The answer is that it does. No one should object to this strong language in a "witty and powerful contemporary opera staged by a management keen to encourage new audiences" context.

Bring on the official war artists

War artists have a long tradition, but the idea of a war singer is a new one. The Imperial War Museum is considering commissioning the rock star PJ Harvey to travel to conflict zones, following her acclaimed new album, Let England Shake. The album is Harvey's emotional and uncompromising response to living through a period of war in the Middle East and to tales of older campaigns.

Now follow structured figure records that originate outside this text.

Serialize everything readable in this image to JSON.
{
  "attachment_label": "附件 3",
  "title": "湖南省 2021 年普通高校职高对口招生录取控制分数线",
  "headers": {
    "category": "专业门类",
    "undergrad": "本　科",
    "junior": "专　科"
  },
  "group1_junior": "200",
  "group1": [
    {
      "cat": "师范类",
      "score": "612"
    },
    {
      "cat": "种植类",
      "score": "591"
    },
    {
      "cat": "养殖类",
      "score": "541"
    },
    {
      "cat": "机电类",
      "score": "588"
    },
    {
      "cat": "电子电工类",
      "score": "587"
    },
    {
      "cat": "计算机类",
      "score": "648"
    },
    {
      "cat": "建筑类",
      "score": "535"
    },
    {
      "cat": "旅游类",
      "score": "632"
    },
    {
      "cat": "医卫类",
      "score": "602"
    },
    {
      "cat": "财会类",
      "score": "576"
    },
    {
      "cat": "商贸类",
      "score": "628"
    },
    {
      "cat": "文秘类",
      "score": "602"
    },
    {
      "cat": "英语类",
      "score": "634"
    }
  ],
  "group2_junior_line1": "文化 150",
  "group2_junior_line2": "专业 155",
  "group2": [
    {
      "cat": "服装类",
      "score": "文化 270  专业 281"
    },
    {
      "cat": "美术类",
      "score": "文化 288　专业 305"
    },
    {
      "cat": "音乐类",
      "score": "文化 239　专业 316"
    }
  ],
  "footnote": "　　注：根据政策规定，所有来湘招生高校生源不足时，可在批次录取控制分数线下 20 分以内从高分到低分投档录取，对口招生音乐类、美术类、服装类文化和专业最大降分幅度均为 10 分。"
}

Harvey is reportedly keen, and we should be keen too. Why should it just be painters who are sent to war zones to collect first-hand evidence for subsequent work? Rock musicians would probably reach a larger audience, and a younger one too. And why stop at rock? Playwrights, poets and novelist are also deserving of the Imperial War Museum's funding and official sanction.

Indeed, following Anna Nicole's success, why not send an official war composer to a war zone to write an opera? PJ Harvey should go, but several others should go with her.

And now a growl from our sponsor

The programme for this spring's Brighton Festival is being announced next week, and I hear that one of the main events will be a talk by Julian Assange of WikiLeaks about freedom of information and his recent battles. One of those battles has been an increasingly vitriolic one with The Guardian.

His words on what really went on behind the scenes in his dealings with the newspaper and its editor, and his true feelings about the paper, should be fascinating to hear, and will, I'm sure, be extensively publicised and fully reported by the Brighton Festival's media sponsor, The Guardian.